PRATOLA PELIGNA. Serata movimentata a Pratola Peligna per un falso allarme nel quartiere dove abita il sindaco Antonella Di Nino. Tutto è partito sabato sera da una telefonata al centralino del 118 e poi a quelli di carabinieri e vigili del fuoco con la quale è stata segnalata la presenza a casa del primo cittadino di una persona colta da un malore. Subito sono scattati i soccorsi ma una volta arrivati a destinazione medici e infermieri del 118 non hanno trovato nulla. Nel frattempo, come detto, erano stati allertati anche i vigili del fuoco e i carabinieri, ma anche loro ben presto hanno capito che si trattava di uno scherzo di cattivo gusto. Nelle scorse settimane si erano verificati altri episodi simili con ambulanze e carabinieri arrivati a sirene spiegate sotto casa del sindaco Di Nino.
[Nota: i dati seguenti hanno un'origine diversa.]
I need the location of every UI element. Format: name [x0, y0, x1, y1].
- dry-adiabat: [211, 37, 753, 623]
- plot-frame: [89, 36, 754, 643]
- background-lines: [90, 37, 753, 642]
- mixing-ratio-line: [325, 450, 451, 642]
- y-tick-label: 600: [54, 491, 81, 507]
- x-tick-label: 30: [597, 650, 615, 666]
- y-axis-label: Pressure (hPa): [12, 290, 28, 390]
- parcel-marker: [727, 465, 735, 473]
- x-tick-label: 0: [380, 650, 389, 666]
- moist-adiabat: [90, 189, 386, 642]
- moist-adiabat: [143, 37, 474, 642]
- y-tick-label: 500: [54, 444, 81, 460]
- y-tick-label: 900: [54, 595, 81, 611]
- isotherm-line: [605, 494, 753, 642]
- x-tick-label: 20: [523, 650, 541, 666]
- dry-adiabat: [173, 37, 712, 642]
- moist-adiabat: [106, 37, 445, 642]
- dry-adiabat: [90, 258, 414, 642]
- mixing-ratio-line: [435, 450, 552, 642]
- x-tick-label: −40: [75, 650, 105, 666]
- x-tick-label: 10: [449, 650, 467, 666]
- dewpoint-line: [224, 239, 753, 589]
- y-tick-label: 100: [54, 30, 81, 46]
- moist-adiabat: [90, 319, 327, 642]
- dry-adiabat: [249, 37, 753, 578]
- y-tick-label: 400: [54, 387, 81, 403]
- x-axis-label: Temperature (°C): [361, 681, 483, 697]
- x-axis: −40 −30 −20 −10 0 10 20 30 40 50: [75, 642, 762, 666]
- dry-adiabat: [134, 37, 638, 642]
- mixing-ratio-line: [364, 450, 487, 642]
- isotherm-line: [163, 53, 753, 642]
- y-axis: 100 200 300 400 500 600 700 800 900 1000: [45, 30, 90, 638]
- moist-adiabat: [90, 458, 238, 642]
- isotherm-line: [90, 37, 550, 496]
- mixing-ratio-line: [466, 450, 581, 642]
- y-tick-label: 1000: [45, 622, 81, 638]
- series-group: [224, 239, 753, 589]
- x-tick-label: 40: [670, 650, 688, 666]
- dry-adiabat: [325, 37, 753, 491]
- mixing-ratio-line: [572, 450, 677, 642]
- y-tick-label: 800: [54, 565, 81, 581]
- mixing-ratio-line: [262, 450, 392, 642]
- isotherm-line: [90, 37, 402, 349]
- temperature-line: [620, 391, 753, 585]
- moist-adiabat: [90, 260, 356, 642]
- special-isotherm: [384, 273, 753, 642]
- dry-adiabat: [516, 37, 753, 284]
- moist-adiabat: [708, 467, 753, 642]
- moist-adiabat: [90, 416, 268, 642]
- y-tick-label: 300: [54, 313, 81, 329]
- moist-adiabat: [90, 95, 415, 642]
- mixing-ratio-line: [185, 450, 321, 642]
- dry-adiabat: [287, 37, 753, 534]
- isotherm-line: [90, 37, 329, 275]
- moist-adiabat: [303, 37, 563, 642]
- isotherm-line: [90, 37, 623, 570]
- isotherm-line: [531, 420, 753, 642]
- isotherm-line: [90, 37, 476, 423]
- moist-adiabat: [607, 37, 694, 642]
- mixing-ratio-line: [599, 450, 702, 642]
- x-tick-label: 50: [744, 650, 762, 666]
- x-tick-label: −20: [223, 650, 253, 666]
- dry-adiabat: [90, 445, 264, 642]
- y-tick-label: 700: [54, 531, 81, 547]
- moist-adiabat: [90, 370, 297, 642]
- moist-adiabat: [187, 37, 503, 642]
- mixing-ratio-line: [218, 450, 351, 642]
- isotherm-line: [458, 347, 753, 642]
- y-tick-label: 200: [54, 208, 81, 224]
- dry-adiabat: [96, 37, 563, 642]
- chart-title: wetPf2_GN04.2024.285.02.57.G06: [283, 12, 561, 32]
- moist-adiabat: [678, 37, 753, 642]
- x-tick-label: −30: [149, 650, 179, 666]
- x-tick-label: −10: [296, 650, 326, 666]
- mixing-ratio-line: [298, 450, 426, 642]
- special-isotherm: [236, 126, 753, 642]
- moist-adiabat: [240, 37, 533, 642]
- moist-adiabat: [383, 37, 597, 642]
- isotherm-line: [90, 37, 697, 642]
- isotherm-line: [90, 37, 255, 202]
Controllando i tabulati delle telefonate i carabinieri sono riusciti a risalire all’autore dei falsi allarmi: si tratta di una persona affetta da problemi di natura psichica, il quale è stato rintracciato e accompagnato in ospedale per i controlli del caso. Non è la prima volta che Antonella Di Nino si trova al centro di episodi spiacevoli: alcuni giorni fa era stata aggredita davanti al Comune da un uomo senza lavoro e senza fissa dimora che la riteneva responsabile dei suoi guai. (c.l.)